You would think Bloomberg would want to emphasize the independence of his employees, if only as a contrast to Trump. No more cronyism, he might say. No more skewed coverage from favorable media like the president gets from Fox News. Mike Bloomberg is going to restore ethics and good government to the White House, and that begins by giving his own news agency a free hand in treating him just like everyone else. Instead he’s like, “Yeah, better that everyone’s scandals get suppressed than mine be exposed.”

Why can’t he just sell the company? He’s worth mega-billions and will turn 78 in less than three months. How much more glory does he hope to derive from being the owner of the news agency relative to how much the hundreds of journalists there who’ve worked hard for him over the years will receive from being allowed to do honest reporting on the 2020 race?
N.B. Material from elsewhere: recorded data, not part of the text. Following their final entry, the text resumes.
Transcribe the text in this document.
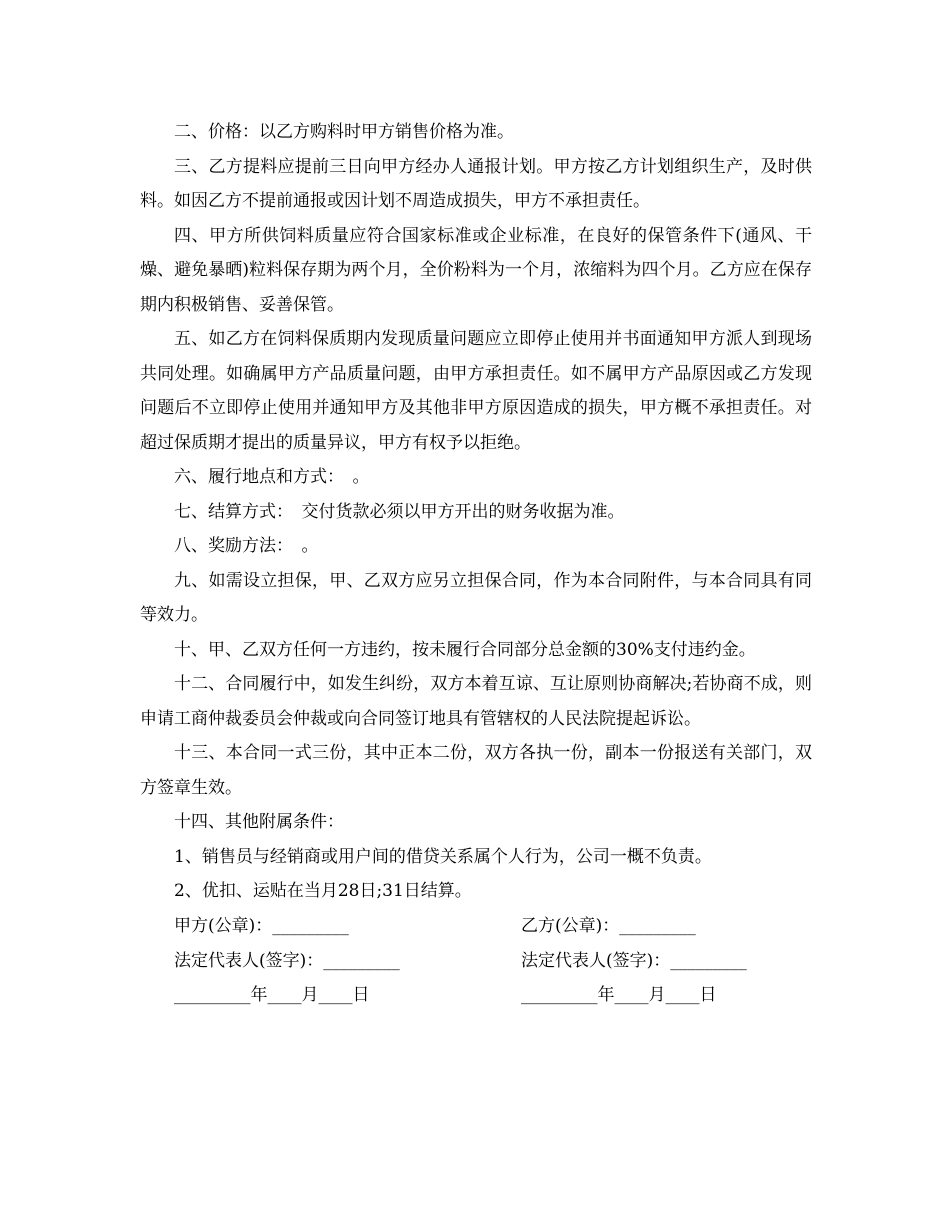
二、价格：以乙方购料时甲方销售价格为准。

三、乙方提料应提前三日向甲方经办人通报计划。甲方按乙方计划组织生产，及时供料。如因乙方不提前通报或因计划不周造成损失，甲方不承担责任。

四、甲方所供饲料质量应符合国家标准或企业标准，在良好的保管条件下(通风、干燥、避免暴晒)粒料保存期为两个月，全价粉料为一个月，浓缩料为四个月。乙方应在保存期内积极销售、妥善保管。

五、如乙方在饲料保质期内发现质量问题应立即停止使用并书面通知甲方派人到现场共同处理。如确属甲方产品质量问题，由甲方承担责任。如不属甲方产品原因或乙方发现问题后不立即停止使用并通知甲方及其他非甲方原因造成的损失，甲方概不承担责任。对超过保质期才提出的质量异议，甲方有权予以拒绝。

六、履行地点和方式：　。

七、结算方式：　交付货款必须以甲方开出的财务收据为准。

八、奖励方法：　。

九、如需设立担保，甲、乙双方应另立担保合同，作为本合同附件，与本合同具有同等效力。

十、甲、乙双方任何一方违约，按未履行合同部分总金额的30%支付违约金。

十二、合同履行中，如发生纠纷，双方本着互谅、互让原则协商解决;若协商不成，则申请工商仲裁委员会仲裁或向合同签订地具有管辖权的人民法院提起诉讼。

十三、本合同一式三份，其中正本二份，双方各执一份，副本一份报送有关部门，双方签章生效。

十四、其他附属条件：

1、销售员与经销商或用户间的借贷关系属个人行为，公司一概不负责。

2、优扣、运贴在当月28日;31日结算。

甲方(公章)：_________	乙方(公章)：_________
法定代表人(签字)：_________	法定代表人(签字)：_________
_________年____月____日	_________年____月____日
Honestly, if he’s going to burn through BN’s credibility for his vanity candidacy, he might as well make a bonfire of it and insist that the agency not only cover the race but show outlandish bias in his favor. If he went full Charles Foster Kane with it, at least it’d be fun. He’d probably have to replace scores of reporters after they quit in disgust at being deputized as glorified campaign propagandists, but that shouldn’t be hard. He can afford to pay any wage — and besides, America’s political class loves him to death as the sort of competent Wall-Street-friendly squishy center-left technocrat whom they see as ideal for American leadership. The cast and crew of “Morning Joe” would probably work for him for free. He should go all-in and turn Bloomberg News into his own personal campaign comms department. It’ll be a fine precedent for the next decade, when Mark Zuckerberg buys NBC and runs in 2024.